We have to resolve them in an appropriate range of sentence. And there’s ranges of sentence for each matter. So for example, if a person if there was a minor sexual assault involving, say a buttock touching at a bar, that range of sentences, you know, either very short jail probably even no jail, maybe even a conditional discharge. We don’t throw a person in jail for two years for that. And this applies to every criminal charge.

And I don’t know why the public gets a bad view of resolution discussions because I know the system would collapse. There’s not enough judges to handle 1000s of crimes going to trial, because the Crown’s asking for a life sentence or the Judge is going to give a life sentence on each one. That’s not the way our system works. So, so that’s a very big part of defense counsels work. You have to understand how to negotiate properly.

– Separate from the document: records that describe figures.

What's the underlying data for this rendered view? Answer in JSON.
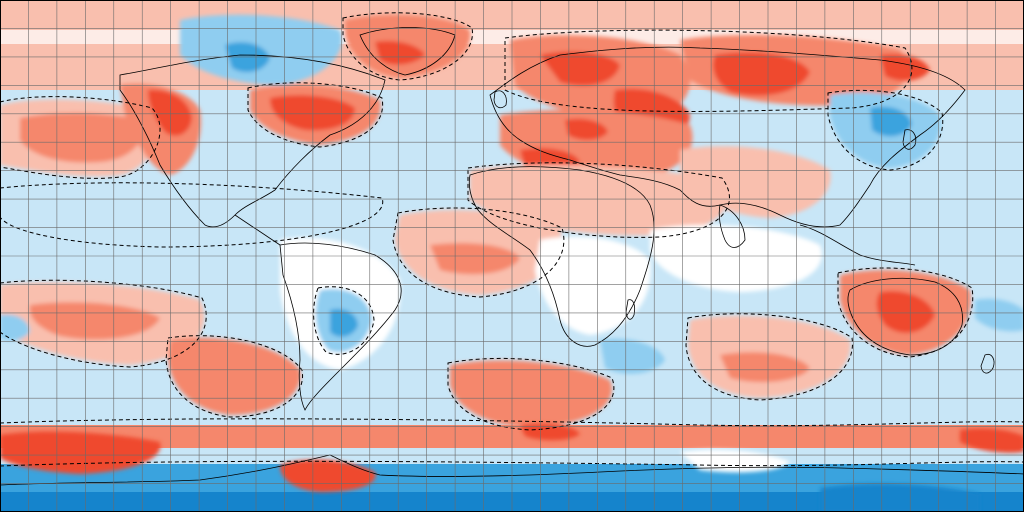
{
  "map": {
    "projection": "equirectangular",
    "extent": {
      "lon": [
        -180,
        180
      ],
      "lat": [
        -90,
        90
      ]
    },
    "graticule_step_deg": 10,
    "border": "#000000",
    "legend": "none",
    "text": "none visible",
    "contours": {
      "style": "dashed",
      "color": "#000000"
    },
    "palette": {
      "warm_strong": "#ef4a2d",
      "warm_medium": "#f5876c",
      "warm_light": "#f9bfae",
      "neutral": "#ffffff",
      "cool_light": "#c8e6f7",
      "cool_medium": "#8fcdf0",
      "cool_strong": "#3aa3de",
      "cool_darkest": "#1584cc"
    },
    "bands": [
      {
        "category": "cool_strong",
        "lat_range": [
          -90,
          -72
        ]
      },
      {
        "category": "cool_light",
        "lat_range": [
          -72,
          -62
        ]
      },
      {
        "category": "warm_medium",
        "lat_range": [
          -62,
          -40
        ]
      },
      {
        "category": "cool_light",
        "lat_range": [
          -40,
          40
        ]
      },
      {
        "category": "warm_light",
        "lat_range": [
          40,
          75
        ]
      },
      {
        "category": "warm_light",
        "lat_range": [
          75,
          90
        ]
      }
    ],
    "regions": [
      {
        "name": "south-atlantic",
        "category": "cool_light"
      },
      {
        "name": "north-pacific-warm",
        "category": "warm_medium"
      },
      {
        "name": "northeast-pacific",
        "category": "warm_strong"
      },
      {
        "name": "eastern-canada",
        "category": "warm_strong"
      },
      {
        "name": "greenland",
        "category": "warm_medium"
      },
      {
        "name": "northern-canada",
        "category": "cool_strong"
      },
      {
        "name": "scandinavia",
        "category": "warm_strong"
      },
      {
        "name": "european-russia",
        "category": "warm_strong"
      },
      {
        "name": "central-siberia",
        "category": "warm_strong"
      },
      {
        "name": "mediterranean",
        "category": "warm_medium"
      },
      {
        "name": "north-africa",
        "category": "warm_medium"
      },
      {
        "name": "middle-east",
        "category": "warm_light"
      },
      {
        "name": "east-asia",
        "category": "cool_medium"
      },
      {
        "name": "tropical-atlantic",
        "category": "warm_light"
      },
      {
        "name": "equatorial-africa",
        "category": "neutral"
      },
      {
        "name": "indian-ocean",
        "category": "cool_light"
      },
      {
        "name": "tropical-indian-ocean",
        "category": "neutral"
      },
      {
        "name": "australia",
        "category": "warm_strong"
      },
      {
        "name": "south-america",
        "category": "neutral"
      },
      {
        "name": "paraguay-brazil",
        "category": "cool_medium"
      },
      {
        "name": "south-pacific",
        "category": "warm_medium"
      },
      {
        "name": "southeast-pacific",
        "category": "warm_medium"
      },
      {
        "name": "south-atlantic-warm",
        "category": "warm_medium"
      },
      {
        "name": "southern-ocean-pacific",
        "category": "warm_strong"
      },
      {
        "name": "antarctic-peninsula",
        "category": "warm_strong"
      },
      {
        "name": "equatorial-pacific",
        "category": "cool_light"
      }
    ]
  }
}
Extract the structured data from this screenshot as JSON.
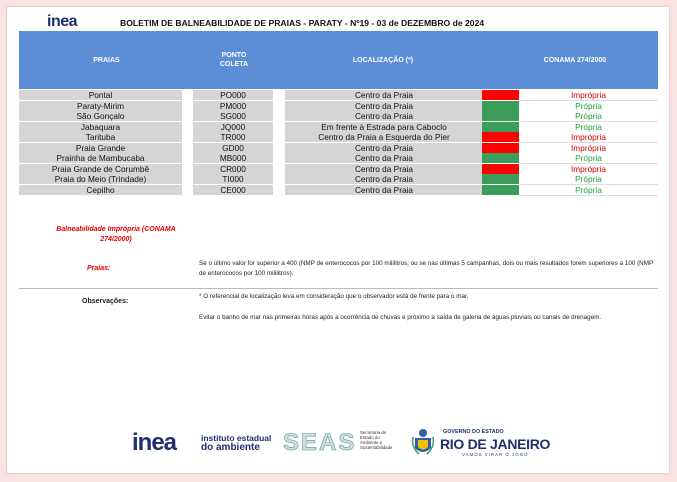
{
  "header": {
    "logo": "inea",
    "title": "BOLETIM DE BALNEABILIDADE DE PRAIAS -  PARATY - Nº19 - 03  de DEZEMBRO de 2024"
  },
  "table": {
    "headers": {
      "praias": "PRAIAS",
      "ponto_coleta": "PONTO COLETA",
      "localizacao": "LOCALIZAÇÃO (*)",
      "conama": "CONAMA 274/2000"
    },
    "rows": [
      {
        "praia": "Pontal",
        "codigo": "PO000",
        "localizacao": "Centro da Praia",
        "status_color": "#ff0000",
        "classificacao": "Imprópria"
      },
      {
        "praia": "Paraty-Mirim",
        "codigo": "PM000",
        "localizacao": "Centro da Praia",
        "status_color": "#3a9d5a",
        "classificacao": "Própria"
      },
      {
        "praia": "São Gonçalo",
        "codigo": "SG000",
        "localizacao": "Centro da Praia",
        "status_color": "#3a9d5a",
        "classificacao": "Própria"
      },
      {
        "praia": "Jabaquara",
        "codigo": "JQ000",
        "localizacao": "Em frente à Estrada para Caboclo",
        "status_color": "#3a9d5a",
        "classificacao": "Própria"
      },
      {
        "praia": "Tarituba",
        "codigo": "TR000",
        "localizacao": "Centro da Praia a Esquerda do Pier",
        "status_color": "#ff0000",
        "classificacao": "Imprópria"
      },
      {
        "praia": "Praia Grande",
        "codigo": "GD00",
        "localizacao": "Centro da Praia",
        "status_color": "#ff0000",
        "classificacao": "Imprópria"
      },
      {
        "praia": "Prainha de Mambucaba",
        "codigo": "MB000",
        "localizacao": "Centro da Praia",
        "status_color": "#3a9d5a",
        "classificacao": "Própria"
      },
      {
        "praia": "Praia Grande de Corumbê",
        "codigo": "CR000",
        "localizacao": "Centro da Praia",
        "status_color": "#ff0000",
        "classificacao": "Imprópria"
      },
      {
        "praia": "Praia do Meio (Trindade)",
        "codigo": "TI000",
        "localizacao": "Centro da Praia",
        "status_color": "#3a9d5a",
        "classificacao": "Própria"
      },
      {
        "praia": "Cepilho",
        "codigo": "CE000",
        "localizacao": "Centro da Praia",
        "status_color": "#3a9d5a",
        "classificacao": "Própria"
      }
    ]
  },
  "notes": {
    "balneabilidade_impropria": "Balneabilidade Imprópria (CONAMA 274/2000)",
    "praias_label": "Praias:",
    "praias_text": "Se o último valor for superior a 400 (NMP de enterococos por 100 mililitros; ou se nas últimas 5 campanhas, dois ou mais resultados forem superiores a 100 (NMP de enterococos por 100 mililitros).",
    "observacoes_label": "Observações:",
    "obs_1": "* O referencial de localização leva em consideração que o observador está de frente para o mar.",
    "obs_2": "Evitar o banho de mar nas primeiras horas após a ocorrência de chuvas e próximo a saída de galeria de águas pluviais ou canais de drenagem."
  },
  "footer": {
    "inea": "inea",
    "inea_sub_1": "instituto estadual",
    "inea_sub_2": "do ambiente",
    "seas": "SEAS",
    "seas_sub": [
      "Secretaria de",
      "Estado do",
      "Ambiente e",
      "Sustentabilidade"
    ],
    "gov": "GOVERNO DO ESTADO",
    "rio": "RIO DE JANEIRO",
    "vamos": "VAMOS VIRAR O JOGO"
  },
  "colors": {
    "header_blue": "#5b8ed6",
    "impropria_red": "#d40000",
    "propria_green": "#1fa33a",
    "brand_navy": "#1f2f6e"
  }
}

You have to understand hopefully which crown to approach by way some cities you can’t pick your Crown as soon as you can. It’s helpful if you know the local judges who try and appear in front of again, in some cities, we can’t pick our Judges and others we might have some information to pick certain judges who are going to give a lighter deal.

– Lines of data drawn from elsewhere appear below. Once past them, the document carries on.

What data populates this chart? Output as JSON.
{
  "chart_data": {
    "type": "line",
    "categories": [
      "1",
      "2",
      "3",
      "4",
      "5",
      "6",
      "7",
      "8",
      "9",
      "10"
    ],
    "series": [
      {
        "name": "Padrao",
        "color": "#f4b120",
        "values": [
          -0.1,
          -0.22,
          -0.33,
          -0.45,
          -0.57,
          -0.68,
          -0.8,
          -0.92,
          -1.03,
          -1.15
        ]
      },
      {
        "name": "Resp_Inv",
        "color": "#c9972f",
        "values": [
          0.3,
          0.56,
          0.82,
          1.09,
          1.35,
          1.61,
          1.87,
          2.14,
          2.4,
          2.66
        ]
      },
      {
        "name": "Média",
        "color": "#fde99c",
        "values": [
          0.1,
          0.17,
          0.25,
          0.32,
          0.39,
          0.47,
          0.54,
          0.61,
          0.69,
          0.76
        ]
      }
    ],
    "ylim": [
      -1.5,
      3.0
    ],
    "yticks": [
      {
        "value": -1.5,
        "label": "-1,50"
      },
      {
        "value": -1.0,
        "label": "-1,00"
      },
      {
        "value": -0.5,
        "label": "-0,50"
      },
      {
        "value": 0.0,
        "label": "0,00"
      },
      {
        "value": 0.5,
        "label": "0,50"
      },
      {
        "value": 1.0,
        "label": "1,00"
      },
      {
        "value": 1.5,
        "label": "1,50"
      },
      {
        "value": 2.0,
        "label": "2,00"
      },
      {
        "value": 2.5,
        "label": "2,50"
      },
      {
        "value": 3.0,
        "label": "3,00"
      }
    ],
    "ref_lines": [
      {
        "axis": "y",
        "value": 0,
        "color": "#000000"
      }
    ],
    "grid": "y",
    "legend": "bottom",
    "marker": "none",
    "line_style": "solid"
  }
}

And, and really, I would say, probably well for sexual assaults I’m sure 60% or more actually, way huigher that go to trial that come to us probably 90% Because people never admit they’re guilty, it seems and some maybe truthfully innocent for sure of sexual assault. Impaired driving, a very high percentage used to go to trial, fewer were resolving a lot of cases. But again, a little known fact, this is a huge percent of defense counsel work is being able to intelligently and successfully negotiate the best possible outcome or result for your client. And oftentimes that results in dismissal or withdrawal the charge because if I get a weak case, I’m going to go to the Crown say, look, you’ve got no case here. Look at this case, there’s no reasonable prospect of conviction. That’s a test, if I can convince a Crown there’s no reasonable prospect conviction, they’re going to withdraw the charge. On a DUI, for example, if there’s no reasonable prospect of conviction, they might offer a careless driving or withdrawal the charge, same for any other type of offense.

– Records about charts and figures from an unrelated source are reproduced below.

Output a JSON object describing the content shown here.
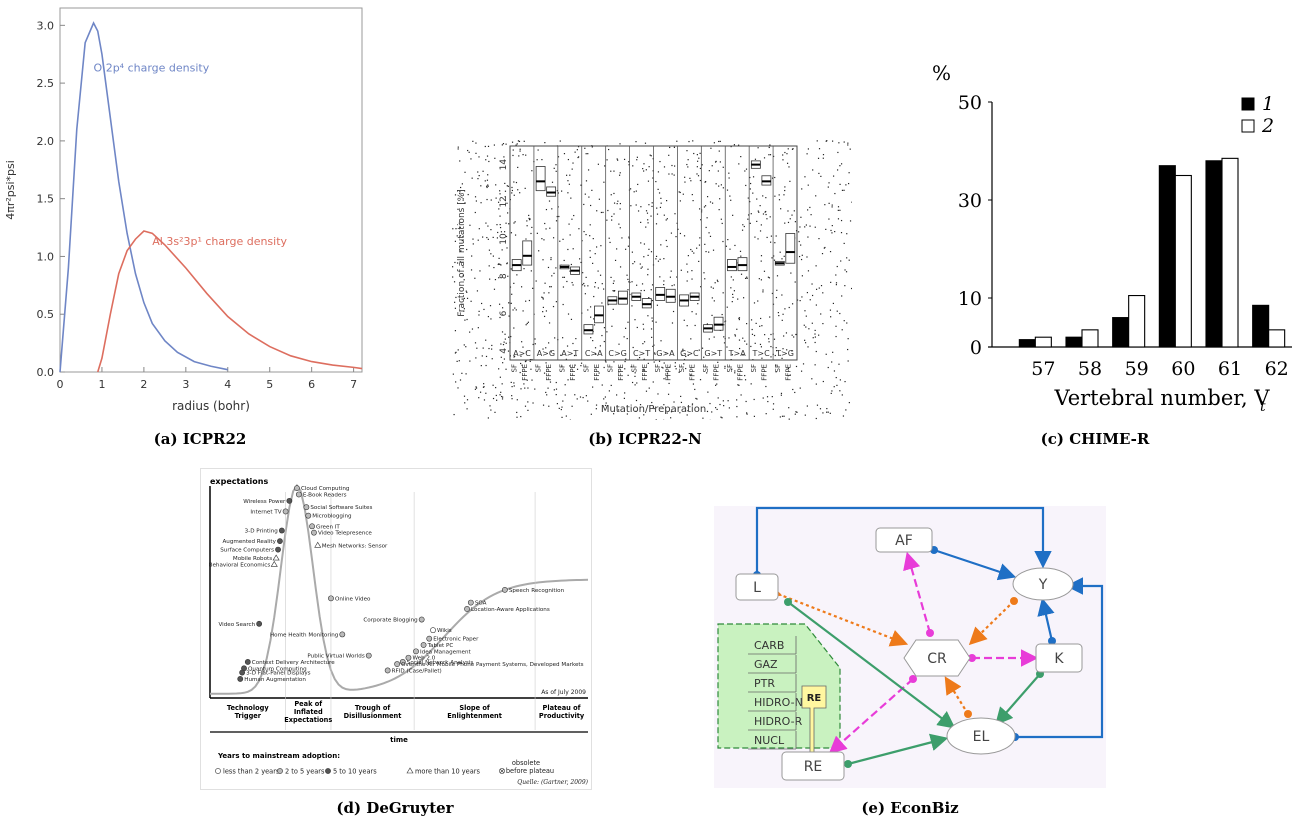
{
  "captions": {
    "a": "(a) ICPR22",
    "b": "(b) ICPR22-N",
    "c": "(c) CHIME-R",
    "d": "(d) DeGruyter",
    "e": "(e) EconBiz"
  },
  "chart_data": [
    {
      "id": "a",
      "type": "line",
      "xlabel": "radius (bohr)",
      "ylabel": "4πr²psi*psi",
      "xlim": [
        0,
        7.2
      ],
      "ylim": [
        0,
        3.15
      ],
      "xticks": [
        "0",
        "1",
        "2",
        "3",
        "4",
        "5",
        "6",
        "7"
      ],
      "yticks": [
        "0.0",
        "0.5",
        "1.0",
        "1.5",
        "2.0",
        "2.5",
        "3.0"
      ],
      "colors": {
        "blue": "#6f86c6",
        "red": "#dd6e5f"
      },
      "series": [
        {
          "name": "O 2p⁴ charge density",
          "color": "#6f86c6",
          "x": [
            0,
            0.2,
            0.4,
            0.6,
            0.8,
            0.9,
            1.0,
            1.2,
            1.4,
            1.6,
            1.8,
            2.0,
            2.2,
            2.5,
            2.8,
            3.2,
            3.6,
            4.0
          ],
          "y": [
            0,
            0.9,
            2.1,
            2.85,
            3.02,
            2.95,
            2.75,
            2.2,
            1.65,
            1.2,
            0.85,
            0.6,
            0.42,
            0.27,
            0.17,
            0.09,
            0.05,
            0.02
          ]
        },
        {
          "name": "Al 3s²3p¹ charge density",
          "color": "#dd6e5f",
          "x": [
            0.9,
            1.0,
            1.2,
            1.4,
            1.6,
            1.8,
            2.0,
            2.2,
            2.5,
            3.0,
            3.5,
            4.0,
            4.5,
            5.0,
            5.5,
            6.0,
            6.5,
            7.0,
            7.2
          ],
          "y": [
            0,
            0.12,
            0.5,
            0.85,
            1.05,
            1.15,
            1.22,
            1.2,
            1.1,
            0.9,
            0.68,
            0.48,
            0.33,
            0.22,
            0.14,
            0.09,
            0.06,
            0.04,
            0.03
          ]
        }
      ],
      "annotations": [
        {
          "text": "O 2p⁴ charge density",
          "x": 0.8,
          "y": 2.6,
          "color": "#6f86c6"
        },
        {
          "text": "Al 3s²3p¹ charge density",
          "x": 2.2,
          "y": 1.1,
          "color": "#dd6e5f"
        }
      ]
    },
    {
      "id": "b",
      "type": "box",
      "xlabel": "Mutation/Preparation",
      "ylabel": "Fraction of all mutations [%]",
      "ylim": [
        3.5,
        15
      ],
      "yticks": [
        "4",
        "6",
        "8",
        "10",
        "12",
        "14"
      ],
      "groups": [
        "A>C",
        "A>G",
        "A>T",
        "C>A",
        "C>G",
        "C>T",
        "G>A",
        "G>C",
        "G>T",
        "T>A",
        "T>C",
        "T>G"
      ],
      "preps": [
        "SF",
        "FFPE"
      ],
      "boxes": [
        {
          "g": "A>C",
          "p": "SF",
          "median": 8.6,
          "q1": 8.3,
          "q3": 8.9
        },
        {
          "g": "A>C",
          "p": "FFPE",
          "median": 9.1,
          "q1": 8.6,
          "q3": 9.9
        },
        {
          "g": "A>G",
          "p": "SF",
          "median": 13.1,
          "q1": 12.6,
          "q3": 13.9
        },
        {
          "g": "A>G",
          "p": "FFPE",
          "median": 12.5,
          "q1": 12.3,
          "q3": 12.8
        },
        {
          "g": "A>T",
          "p": "SF",
          "median": 8.5,
          "q1": 8.4,
          "q3": 8.6
        },
        {
          "g": "A>T",
          "p": "FFPE",
          "median": 8.3,
          "q1": 8.1,
          "q3": 8.5
        },
        {
          "g": "C>A",
          "p": "SF",
          "median": 5.1,
          "q1": 4.9,
          "q3": 5.4
        },
        {
          "g": "C>A",
          "p": "FFPE",
          "median": 5.9,
          "q1": 5.5,
          "q3": 6.4
        },
        {
          "g": "C>G",
          "p": "SF",
          "median": 6.7,
          "q1": 6.5,
          "q3": 6.9
        },
        {
          "g": "C>G",
          "p": "FFPE",
          "median": 6.8,
          "q1": 6.5,
          "q3": 7.2
        },
        {
          "g": "C>T",
          "p": "SF",
          "median": 6.9,
          "q1": 6.7,
          "q3": 7.1
        },
        {
          "g": "C>T",
          "p": "FFPE",
          "median": 6.5,
          "q1": 6.3,
          "q3": 6.8
        },
        {
          "g": "G>A",
          "p": "SF",
          "median": 7.0,
          "q1": 6.7,
          "q3": 7.4
        },
        {
          "g": "G>A",
          "p": "FFPE",
          "median": 6.9,
          "q1": 6.6,
          "q3": 7.3
        },
        {
          "g": "G>C",
          "p": "SF",
          "median": 6.7,
          "q1": 6.4,
          "q3": 7.0
        },
        {
          "g": "G>C",
          "p": "FFPE",
          "median": 6.9,
          "q1": 6.7,
          "q3": 7.1
        },
        {
          "g": "G>T",
          "p": "SF",
          "median": 5.2,
          "q1": 5.0,
          "q3": 5.4
        },
        {
          "g": "G>T",
          "p": "FFPE",
          "median": 5.4,
          "q1": 5.1,
          "q3": 5.8
        },
        {
          "g": "T>A",
          "p": "SF",
          "median": 8.5,
          "q1": 8.3,
          "q3": 8.9
        },
        {
          "g": "T>A",
          "p": "FFPE",
          "median": 8.6,
          "q1": 8.3,
          "q3": 9.0
        },
        {
          "g": "T>C",
          "p": "SF",
          "median": 14.0,
          "q1": 13.8,
          "q3": 14.2
        },
        {
          "g": "T>C",
          "p": "FFPE",
          "median": 13.1,
          "q1": 12.9,
          "q3": 13.4
        },
        {
          "g": "T>G",
          "p": "SF",
          "median": 8.7,
          "q1": 8.6,
          "q3": 8.8
        },
        {
          "g": "T>G",
          "p": "FFPE",
          "median": 9.3,
          "q1": 8.7,
          "q3": 10.3
        }
      ]
    },
    {
      "id": "c",
      "type": "bar",
      "xlabel": "Vertebral number, V",
      "xlabel_sub": "t",
      "ylabel": "%",
      "ylim": [
        0,
        50
      ],
      "yticks": [
        "0",
        "10",
        "30",
        "50"
      ],
      "categories": [
        "57",
        "58",
        "59",
        "60",
        "61",
        "62"
      ],
      "series": [
        {
          "name": "1",
          "values": [
            1.5,
            2,
            6,
            37,
            38,
            8.5
          ],
          "fill": "#000000"
        },
        {
          "name": "2",
          "values": [
            2,
            3.5,
            10.5,
            35,
            38.5,
            3.5
          ],
          "fill": "#ffffff"
        }
      ]
    },
    {
      "id": "d",
      "type": "line",
      "ylabel": "expectations",
      "xlabel": "time",
      "phases": [
        "Technology Trigger",
        "Peak of Inflated Expectations",
        "Trough of Disillusionment",
        "Slope of Enlightenment",
        "Plateau of Productivity"
      ],
      "points": [
        {
          "label": "Cloud Computing",
          "t": 0.23,
          "v": 0.99,
          "k": "b"
        },
        {
          "label": "E-Book Readers",
          "t": 0.235,
          "v": 0.96,
          "k": "b"
        },
        {
          "label": "Wireless Power",
          "t": 0.21,
          "v": 0.93,
          "k": "c"
        },
        {
          "label": "Social Software Suites",
          "t": 0.255,
          "v": 0.9,
          "k": "b"
        },
        {
          "label": "Internet TV",
          "t": 0.2,
          "v": 0.88,
          "k": "b"
        },
        {
          "label": "Microblogging",
          "t": 0.26,
          "v": 0.86,
          "k": "b"
        },
        {
          "label": "Green IT",
          "t": 0.27,
          "v": 0.81,
          "k": "b"
        },
        {
          "label": "3-D Printing",
          "t": 0.19,
          "v": 0.79,
          "k": "c"
        },
        {
          "label": "Video Telepresence",
          "t": 0.275,
          "v": 0.78,
          "k": "b"
        },
        {
          "label": "Augmented Reality",
          "t": 0.185,
          "v": 0.74,
          "k": "c"
        },
        {
          "label": "Mesh Networks: Sensor",
          "t": 0.285,
          "v": 0.72,
          "k": "d"
        },
        {
          "label": "Surface Computers",
          "t": 0.18,
          "v": 0.7,
          "k": "c"
        },
        {
          "label": "Mobile Robots",
          "t": 0.175,
          "v": 0.66,
          "k": "d"
        },
        {
          "label": "Behavioral Economics",
          "t": 0.17,
          "v": 0.63,
          "k": "d"
        },
        {
          "label": "Online Video",
          "t": 0.32,
          "v": 0.47,
          "k": "b"
        },
        {
          "label": "Video Search",
          "t": 0.13,
          "v": 0.35,
          "k": "c"
        },
        {
          "label": "Corporate Blogging",
          "t": 0.56,
          "v": 0.37,
          "k": "b"
        },
        {
          "label": "Home Health Monitoring",
          "t": 0.35,
          "v": 0.3,
          "k": "b"
        },
        {
          "label": "Public Virtual Worlds",
          "t": 0.42,
          "v": 0.2,
          "k": "b"
        },
        {
          "label": "Wikis",
          "t": 0.59,
          "v": 0.32,
          "k": "a"
        },
        {
          "label": "SOA",
          "t": 0.69,
          "v": 0.45,
          "k": "b"
        },
        {
          "label": "Speech Recognition",
          "t": 0.78,
          "v": 0.51,
          "k": "b"
        },
        {
          "label": "Location-Aware Applications",
          "t": 0.68,
          "v": 0.42,
          "k": "b"
        },
        {
          "label": "Electronic Paper",
          "t": 0.58,
          "v": 0.28,
          "k": "b"
        },
        {
          "label": "Tablet PC",
          "t": 0.565,
          "v": 0.25,
          "k": "b"
        },
        {
          "label": "Idea Management",
          "t": 0.545,
          "v": 0.22,
          "k": "b"
        },
        {
          "label": "Web 2.0",
          "t": 0.525,
          "v": 0.19,
          "k": "b"
        },
        {
          "label": "Social Network Analysis",
          "t": 0.51,
          "v": 0.17,
          "k": "b"
        },
        {
          "label": "Over-the-Air Mobile Phone Payment Systems, Developed Markets",
          "t": 0.495,
          "v": 0.16,
          "k": "b"
        },
        {
          "label": "RFID (Case/Pallet)",
          "t": 0.47,
          "v": 0.13,
          "k": "b"
        },
        {
          "label": "Context Delivery Architecture",
          "t": 0.1,
          "v": 0.17,
          "k": "c"
        },
        {
          "label": "Quantum Computing",
          "t": 0.09,
          "v": 0.14,
          "k": "c"
        },
        {
          "label": "3-D Flat-Panel Displays",
          "t": 0.085,
          "v": 0.12,
          "k": "c"
        },
        {
          "label": "Human Augmentation",
          "t": 0.08,
          "v": 0.09,
          "k": "c"
        }
      ],
      "as_of": "As of July 2009",
      "legend_title": "Years to mainstream adoption:",
      "legend": [
        {
          "k": "a",
          "label": "less than 2 years"
        },
        {
          "k": "b",
          "label": "2 to 5 years"
        },
        {
          "k": "c",
          "label": "5 to 10 years"
        },
        {
          "k": "d",
          "label": "more than 10 years"
        },
        {
          "k": "e",
          "label": "obsolete before plateau"
        }
      ],
      "source": "Quelle: (Gartner, 2009)"
    }
  ],
  "diagram": {
    "nodes": [
      {
        "id": "AF",
        "label": "AF"
      },
      {
        "id": "L",
        "label": "L"
      },
      {
        "id": "Y",
        "label": "Y"
      },
      {
        "id": "CR",
        "label": "CR"
      },
      {
        "id": "K",
        "label": "K"
      },
      {
        "id": "EL",
        "label": "EL"
      },
      {
        "id": "RE",
        "label": "RE"
      }
    ],
    "group_items": [
      "CARB",
      "GAZ",
      "PTR",
      "HIDRO-NR",
      "HIDRO-R",
      "NUCL"
    ],
    "group_badge": "RE",
    "colors": {
      "blue": "#1f6fc5",
      "magenta": "#e83cd8",
      "orange": "#ee7a1a",
      "green": "#3d9e6b",
      "groupFill": "#c9f2c0",
      "badge": "#fff7a0"
    }
  }
}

So that’s a short kind of trying to defend plea bargaining. If I might put it that way. Let’s call it Crown resolution discussion. It’s totally appropriate. It’s valid, and you’re just getting the appropriate sentence for this offender and for their particular background. And for the strengths and weaknesses of this case, and the gravity of the crime. We don’t throw people in life sentences for a minor, which is serious, don’t me wrong, a buttock grab, but they deserve to be punished for that, but it’s not a life sentence. Let me put it that way. So I’m just trying to deflect some of the criticism for our resolution discussion system which is really actually working very well in Canada. And I just want to thank you for joining me today.